The building project - which is thought to be the biggest and most complex in Europe - is now approaching the halfway stage.
The team in charge of the build says it is "absolutely focused" on hitting its new deadline of 2026 after the pandemic, Brexit and the HGV drivers shortage slowed progress.
"We realise there are lots of challenges ahead, and we really need to analyse what the pandemic has done for us," Delivery Director Nigel Cann told ITV News.
One of the main focuses now is to complete the first of two nuclear reactors, but that project is facing a delay of up to six months following a disruptive year and a half.
But the site is starting to take shape. The foundations for the world's largest turbine have been placed, with it expected to be completed in the next couple of years.
In combination with the reactor, it is expected to create enough power to generate electricity for up to six million homes.
Mr Cann added: "The decision around Hinkley was all about security, sovereignty and certainty - and I think this plant will deliver all three.
"I look at it like a fixed price electricity deal when you sign up for it; it looks a lot.
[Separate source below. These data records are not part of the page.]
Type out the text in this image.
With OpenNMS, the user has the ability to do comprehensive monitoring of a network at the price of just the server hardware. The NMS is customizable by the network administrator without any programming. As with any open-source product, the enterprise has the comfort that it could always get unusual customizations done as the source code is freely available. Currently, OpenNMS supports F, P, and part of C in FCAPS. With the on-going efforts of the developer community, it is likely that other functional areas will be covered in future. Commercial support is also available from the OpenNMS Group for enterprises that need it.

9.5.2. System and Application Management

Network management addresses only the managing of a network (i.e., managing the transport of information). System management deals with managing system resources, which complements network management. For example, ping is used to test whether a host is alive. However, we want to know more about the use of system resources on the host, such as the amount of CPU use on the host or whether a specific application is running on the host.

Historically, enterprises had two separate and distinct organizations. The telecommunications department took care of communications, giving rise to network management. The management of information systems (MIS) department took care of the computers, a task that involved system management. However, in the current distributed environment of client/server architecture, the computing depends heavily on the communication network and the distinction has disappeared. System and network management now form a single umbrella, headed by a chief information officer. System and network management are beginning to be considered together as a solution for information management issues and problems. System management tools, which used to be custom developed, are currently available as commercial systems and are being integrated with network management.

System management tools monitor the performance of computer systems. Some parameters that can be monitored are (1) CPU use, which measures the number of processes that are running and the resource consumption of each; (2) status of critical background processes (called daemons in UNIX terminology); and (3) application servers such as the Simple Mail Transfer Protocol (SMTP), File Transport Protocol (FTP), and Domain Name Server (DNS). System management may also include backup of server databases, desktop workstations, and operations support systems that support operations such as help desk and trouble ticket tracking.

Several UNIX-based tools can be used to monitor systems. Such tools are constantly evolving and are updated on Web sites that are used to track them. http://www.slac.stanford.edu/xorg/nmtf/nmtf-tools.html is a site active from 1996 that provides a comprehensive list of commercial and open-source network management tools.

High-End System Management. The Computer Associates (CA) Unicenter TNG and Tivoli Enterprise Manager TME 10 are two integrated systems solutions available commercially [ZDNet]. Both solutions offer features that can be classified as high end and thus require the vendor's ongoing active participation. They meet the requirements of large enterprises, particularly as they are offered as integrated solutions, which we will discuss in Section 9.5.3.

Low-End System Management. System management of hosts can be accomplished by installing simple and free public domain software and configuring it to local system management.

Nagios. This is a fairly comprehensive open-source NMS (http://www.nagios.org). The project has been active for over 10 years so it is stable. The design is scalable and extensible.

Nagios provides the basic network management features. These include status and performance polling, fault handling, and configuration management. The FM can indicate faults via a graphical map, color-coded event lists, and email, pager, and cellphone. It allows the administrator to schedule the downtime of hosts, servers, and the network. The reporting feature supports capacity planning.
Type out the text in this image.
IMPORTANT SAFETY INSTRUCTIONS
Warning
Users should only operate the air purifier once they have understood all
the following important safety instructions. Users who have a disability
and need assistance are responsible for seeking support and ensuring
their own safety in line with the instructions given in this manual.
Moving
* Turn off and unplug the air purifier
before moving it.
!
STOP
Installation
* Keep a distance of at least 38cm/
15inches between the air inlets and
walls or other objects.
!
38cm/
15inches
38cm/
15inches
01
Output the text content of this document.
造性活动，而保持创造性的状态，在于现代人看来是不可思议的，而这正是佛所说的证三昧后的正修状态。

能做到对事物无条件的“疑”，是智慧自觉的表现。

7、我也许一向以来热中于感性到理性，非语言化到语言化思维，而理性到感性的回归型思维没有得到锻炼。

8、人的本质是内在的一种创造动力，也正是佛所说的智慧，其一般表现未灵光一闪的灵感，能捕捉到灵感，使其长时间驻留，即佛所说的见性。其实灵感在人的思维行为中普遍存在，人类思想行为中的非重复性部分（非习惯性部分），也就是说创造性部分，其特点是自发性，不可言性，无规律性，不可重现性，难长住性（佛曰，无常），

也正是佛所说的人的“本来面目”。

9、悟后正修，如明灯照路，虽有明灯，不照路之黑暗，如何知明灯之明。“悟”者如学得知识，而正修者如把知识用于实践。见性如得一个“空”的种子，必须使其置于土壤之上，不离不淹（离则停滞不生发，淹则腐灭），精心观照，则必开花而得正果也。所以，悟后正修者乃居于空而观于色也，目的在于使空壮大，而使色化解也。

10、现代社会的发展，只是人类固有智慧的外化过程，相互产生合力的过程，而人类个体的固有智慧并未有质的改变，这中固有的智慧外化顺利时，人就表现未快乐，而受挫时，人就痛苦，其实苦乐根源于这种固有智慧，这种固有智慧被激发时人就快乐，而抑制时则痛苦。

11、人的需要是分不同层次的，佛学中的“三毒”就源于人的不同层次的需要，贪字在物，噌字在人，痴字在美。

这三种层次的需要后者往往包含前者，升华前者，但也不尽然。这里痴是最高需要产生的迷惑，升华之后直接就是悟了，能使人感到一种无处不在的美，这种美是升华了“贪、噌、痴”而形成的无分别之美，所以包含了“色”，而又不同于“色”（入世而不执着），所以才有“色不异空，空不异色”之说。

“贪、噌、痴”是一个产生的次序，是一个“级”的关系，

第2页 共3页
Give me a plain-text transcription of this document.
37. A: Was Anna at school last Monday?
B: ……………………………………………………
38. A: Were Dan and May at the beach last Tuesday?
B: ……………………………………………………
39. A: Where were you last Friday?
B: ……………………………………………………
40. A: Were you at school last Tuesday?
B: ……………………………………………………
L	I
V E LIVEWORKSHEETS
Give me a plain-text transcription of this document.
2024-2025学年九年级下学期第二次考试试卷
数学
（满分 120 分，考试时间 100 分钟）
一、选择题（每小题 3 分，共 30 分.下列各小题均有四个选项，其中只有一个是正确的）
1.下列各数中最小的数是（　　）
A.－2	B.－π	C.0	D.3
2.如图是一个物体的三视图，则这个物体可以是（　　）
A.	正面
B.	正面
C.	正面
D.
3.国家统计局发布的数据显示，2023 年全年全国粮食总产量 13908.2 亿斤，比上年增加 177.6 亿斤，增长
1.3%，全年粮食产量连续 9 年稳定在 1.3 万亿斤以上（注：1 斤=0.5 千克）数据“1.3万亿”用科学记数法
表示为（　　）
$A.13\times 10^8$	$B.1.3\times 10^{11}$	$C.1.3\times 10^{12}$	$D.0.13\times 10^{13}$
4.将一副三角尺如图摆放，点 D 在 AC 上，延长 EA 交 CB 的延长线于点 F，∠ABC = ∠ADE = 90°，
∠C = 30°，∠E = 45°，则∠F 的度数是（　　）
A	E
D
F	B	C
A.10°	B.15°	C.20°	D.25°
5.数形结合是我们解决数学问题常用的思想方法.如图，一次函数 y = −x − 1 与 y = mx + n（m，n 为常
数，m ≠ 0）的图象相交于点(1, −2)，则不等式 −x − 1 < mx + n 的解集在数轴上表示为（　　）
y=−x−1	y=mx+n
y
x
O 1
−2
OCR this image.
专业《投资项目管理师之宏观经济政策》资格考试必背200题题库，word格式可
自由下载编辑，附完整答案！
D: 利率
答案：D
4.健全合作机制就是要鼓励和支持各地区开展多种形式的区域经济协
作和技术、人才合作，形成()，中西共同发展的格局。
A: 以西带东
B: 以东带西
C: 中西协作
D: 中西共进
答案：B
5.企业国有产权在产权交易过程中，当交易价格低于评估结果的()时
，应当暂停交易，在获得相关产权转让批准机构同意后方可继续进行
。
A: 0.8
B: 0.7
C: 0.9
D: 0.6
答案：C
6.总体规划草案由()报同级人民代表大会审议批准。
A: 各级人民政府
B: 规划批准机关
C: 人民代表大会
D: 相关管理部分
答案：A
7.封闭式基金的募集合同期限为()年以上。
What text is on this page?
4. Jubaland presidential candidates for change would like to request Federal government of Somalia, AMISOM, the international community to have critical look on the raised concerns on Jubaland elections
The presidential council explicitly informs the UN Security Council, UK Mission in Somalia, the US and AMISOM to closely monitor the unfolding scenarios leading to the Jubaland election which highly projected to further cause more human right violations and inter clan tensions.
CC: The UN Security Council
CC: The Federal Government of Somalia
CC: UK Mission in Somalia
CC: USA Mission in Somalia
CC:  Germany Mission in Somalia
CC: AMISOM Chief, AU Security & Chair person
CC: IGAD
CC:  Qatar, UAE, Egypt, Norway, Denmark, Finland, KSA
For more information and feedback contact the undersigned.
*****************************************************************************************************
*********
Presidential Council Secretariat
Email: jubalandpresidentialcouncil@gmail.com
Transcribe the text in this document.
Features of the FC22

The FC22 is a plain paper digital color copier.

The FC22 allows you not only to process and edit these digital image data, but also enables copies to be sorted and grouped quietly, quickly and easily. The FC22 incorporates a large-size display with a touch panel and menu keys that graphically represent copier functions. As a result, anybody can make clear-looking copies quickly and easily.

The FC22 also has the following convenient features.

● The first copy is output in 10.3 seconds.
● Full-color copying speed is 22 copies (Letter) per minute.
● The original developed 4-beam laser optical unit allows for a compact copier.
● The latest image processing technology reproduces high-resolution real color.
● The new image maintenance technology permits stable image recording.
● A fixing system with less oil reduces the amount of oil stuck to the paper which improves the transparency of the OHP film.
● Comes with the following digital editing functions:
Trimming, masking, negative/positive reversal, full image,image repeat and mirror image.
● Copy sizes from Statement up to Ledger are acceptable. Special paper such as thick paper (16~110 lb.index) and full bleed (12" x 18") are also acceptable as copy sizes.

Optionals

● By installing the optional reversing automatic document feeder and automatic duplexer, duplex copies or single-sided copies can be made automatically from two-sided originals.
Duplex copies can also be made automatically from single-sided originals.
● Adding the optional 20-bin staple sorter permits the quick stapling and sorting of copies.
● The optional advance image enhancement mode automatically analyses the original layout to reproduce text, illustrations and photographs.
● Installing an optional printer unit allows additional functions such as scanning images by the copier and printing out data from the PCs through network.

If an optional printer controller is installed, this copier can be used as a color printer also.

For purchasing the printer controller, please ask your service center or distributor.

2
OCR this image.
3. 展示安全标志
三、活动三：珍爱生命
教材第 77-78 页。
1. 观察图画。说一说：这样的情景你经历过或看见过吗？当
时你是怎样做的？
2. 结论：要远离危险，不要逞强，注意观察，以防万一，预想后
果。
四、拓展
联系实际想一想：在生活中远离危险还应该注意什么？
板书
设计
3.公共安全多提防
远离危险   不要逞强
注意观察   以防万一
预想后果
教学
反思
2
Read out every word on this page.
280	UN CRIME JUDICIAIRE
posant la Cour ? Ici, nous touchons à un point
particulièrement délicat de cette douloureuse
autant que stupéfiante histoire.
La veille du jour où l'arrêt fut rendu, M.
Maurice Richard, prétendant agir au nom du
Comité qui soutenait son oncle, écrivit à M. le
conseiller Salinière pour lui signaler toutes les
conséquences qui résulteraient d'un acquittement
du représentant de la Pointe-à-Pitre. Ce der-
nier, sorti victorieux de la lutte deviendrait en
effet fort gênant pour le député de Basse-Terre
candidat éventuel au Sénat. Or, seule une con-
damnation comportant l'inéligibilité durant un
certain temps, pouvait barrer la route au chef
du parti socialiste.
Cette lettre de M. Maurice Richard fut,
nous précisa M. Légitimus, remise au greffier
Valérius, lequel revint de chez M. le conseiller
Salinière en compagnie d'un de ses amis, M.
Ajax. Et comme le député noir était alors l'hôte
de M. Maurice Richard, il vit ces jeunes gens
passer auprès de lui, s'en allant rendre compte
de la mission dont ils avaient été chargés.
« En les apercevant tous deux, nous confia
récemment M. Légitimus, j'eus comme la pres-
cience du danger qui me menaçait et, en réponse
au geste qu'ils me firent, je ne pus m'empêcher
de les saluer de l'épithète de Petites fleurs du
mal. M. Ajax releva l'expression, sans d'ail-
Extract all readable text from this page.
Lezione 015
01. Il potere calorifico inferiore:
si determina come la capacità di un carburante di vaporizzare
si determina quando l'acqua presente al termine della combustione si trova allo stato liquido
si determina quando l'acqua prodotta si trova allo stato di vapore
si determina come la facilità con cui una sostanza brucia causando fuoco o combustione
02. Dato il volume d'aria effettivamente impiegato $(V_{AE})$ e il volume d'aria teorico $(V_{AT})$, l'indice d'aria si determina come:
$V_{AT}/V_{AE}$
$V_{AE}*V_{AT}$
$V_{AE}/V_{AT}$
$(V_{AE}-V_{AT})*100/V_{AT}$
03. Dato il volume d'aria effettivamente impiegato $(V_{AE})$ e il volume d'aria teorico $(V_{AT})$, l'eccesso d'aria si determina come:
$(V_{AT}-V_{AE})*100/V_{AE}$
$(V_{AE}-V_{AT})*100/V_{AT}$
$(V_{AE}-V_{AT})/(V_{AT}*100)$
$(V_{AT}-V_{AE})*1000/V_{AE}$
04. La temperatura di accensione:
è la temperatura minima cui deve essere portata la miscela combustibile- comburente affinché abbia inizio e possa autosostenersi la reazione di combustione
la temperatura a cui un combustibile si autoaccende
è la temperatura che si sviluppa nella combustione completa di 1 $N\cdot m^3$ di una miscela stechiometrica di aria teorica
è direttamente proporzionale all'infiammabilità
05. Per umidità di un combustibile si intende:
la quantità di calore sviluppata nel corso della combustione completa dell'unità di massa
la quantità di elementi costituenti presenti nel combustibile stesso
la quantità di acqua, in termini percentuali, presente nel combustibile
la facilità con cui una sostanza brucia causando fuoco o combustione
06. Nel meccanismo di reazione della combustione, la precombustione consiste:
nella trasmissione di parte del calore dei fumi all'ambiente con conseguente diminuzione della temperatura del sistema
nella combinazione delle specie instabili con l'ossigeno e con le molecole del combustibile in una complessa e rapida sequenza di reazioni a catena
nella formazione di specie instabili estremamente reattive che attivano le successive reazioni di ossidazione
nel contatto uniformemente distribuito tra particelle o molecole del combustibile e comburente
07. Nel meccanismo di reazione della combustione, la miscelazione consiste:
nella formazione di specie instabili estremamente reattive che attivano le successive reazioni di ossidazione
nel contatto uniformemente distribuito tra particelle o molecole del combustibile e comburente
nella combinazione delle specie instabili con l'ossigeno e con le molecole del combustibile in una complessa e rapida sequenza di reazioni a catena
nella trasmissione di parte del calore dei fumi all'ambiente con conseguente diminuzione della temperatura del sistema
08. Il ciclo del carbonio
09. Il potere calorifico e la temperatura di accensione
But when this power station comes to the line, I think it'll look very good value."
But how much will it cost?
Critics have said the site will be very expensive, especially when compared to renewable energy, which has fallen in recent years.
However, there is a difference between renewable and nuclear energy because nuclear energy in this country is a lot more reliable. As a result, experts say there is potential for it to work out as being quite good value money.
Mr Cann explained the £23billion cost of the site would be paid for by the energy companies funding the project, not the consumer.
But in return, the Government has agreed to a fixed price for the electricity, something he insisted is good value for money considering the current energy shortage.